Not one ingredient or direction can be altered. (and trust me I have tried and failed)
Start with a tall straight glass glass.
In the bottom of the glass add three or four crushed ice cubes (or buy your ice crushed and add a handful) about three fingers measure from the bottom of the glass when you wrap your hand around the tumbler.
Then you pour one shot of Vodka over the ice.
Then one shot of whipping cream over the ice.
Now the tricky part!
Get a spoon (longer is better) and with one hand you start to jiggle the ice. With the other hand you slowly pour in 7-Up. DO NOT USE SPRITE. DO NOT USE DIET. (I don’t know why, but they don’t work!)
So, as you are pouring, and jiggling, the ice will start to free up from it’s place in the bottom of the glass. Jiggle a little more, then begin swirling the mixture. Still pouring the 7-Up slowly. The mixture will froth and foam... It will expand towards the top of the glass. SLOW DOWN! DON’T POUR TO THE TOP. Pause and give it all a good swirling and wait for the reaction to catch up and see where the foam is headed. If it stops just below the rim of the glass, pour a little hit of 7-Up through the foam to give it a bump up. If it has overflowed (like a root beer float will), wipe down the glass and serve it with a cocktail napkin.

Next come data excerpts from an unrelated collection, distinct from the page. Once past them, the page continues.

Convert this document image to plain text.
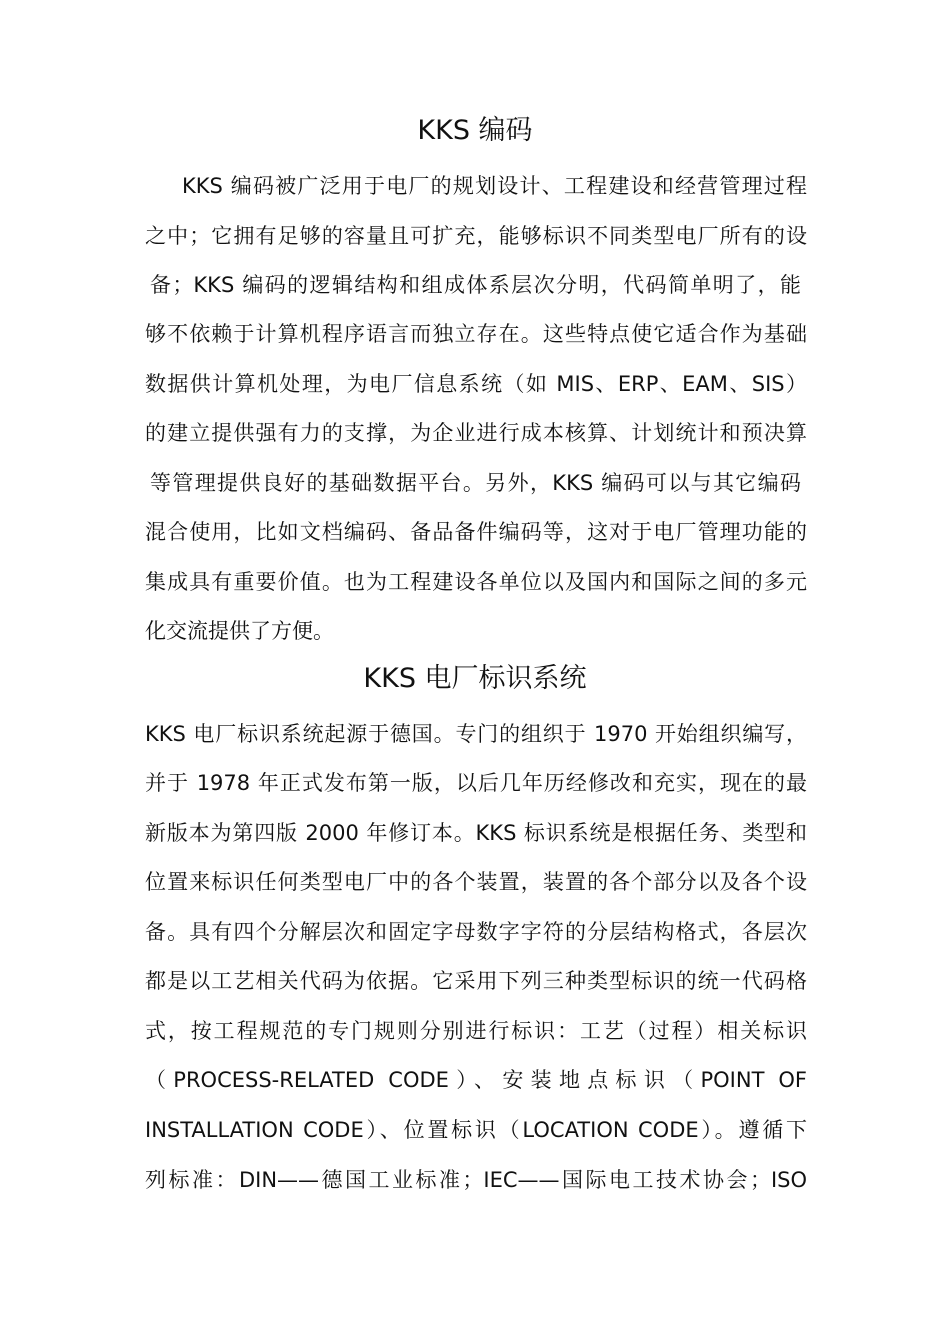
KKS 编码
KKS 编码被广泛用于电厂的规划设计、工程建设和经营管理过程
之中；它拥有足够的容量且可扩充，能够标识不同类型电厂所有的设
备；KKS 编码的逻辑结构和组成体系层次分明，代码简单明了，能
够不依赖于计算机程序语言而独立存在。这些特点使它适合作为基础
数据供计算机处理，为电厂信息系统（如 MIS、ERP、EAM、SIS）
的建立提供强有力的支撑，为企业进行成本核算、计划统计和预决算
等管理提供良好的基础数据平台。另外，KKS 编码可以与其它编码
混合使用，比如文档编码、备品备件编码等，这对于电厂管理功能的
集成具有重要价值。也为工程建设各单位以及国内和国际之间的多元
化交流提供了方便。
KKS 电厂标识系统
KKS 电厂标识系统起源于德国。专门的组织于 1970 开始组织编写，
并于 1978 年正式发布第一版，以后几年历经修改和充实，现在的最
新版本为第四版 2000 年修订本。KKS 标识系统是根据任务、类型和
位置来标识任何类型电厂中的各个装置，装置的各个部分以及各个设
备。具有四个分解层次和固定字母数字字符的分层结构格式，各层次
都是以工艺相关代码为依据。它采用下列三种类型标识的统一代码格
式，按工程规范的专门规则分别进行标识：工艺（过程）相关标识
（PROCESS-RELATED CODE）、安装地点标识（POINT OF
INSTALLATION CODE）、位置标识（LOCATION CODE）。遵循下
列标准：DIN——德国工业标准；IEC——国际电工技术协会；ISO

Or perhaps you have stopped just right and... VOILA!
Two perfect Snowballs.
Updated: My brother wrote in to add these fine points on The Snowball.
1. The colder the ice is, the better it works. A little water on the surface of the ice, makes the drink fizz a little less. (so you should always rinse out the glass for a new drink)Updated 2:
2. The key to the drink, is the aroma of the vodka suspended in the foam at the top of the glass, therefore, better top equals better drink.
3. Don't use expensive vodka. It's best if you use whatever Dad brings. It's even better if he wins the bottle at the Elks club.
Use a metal spoon.
The Snowball season is strict. Snowballs may only be consumed from after Thanksgiving dinner through the end of New Year's Day.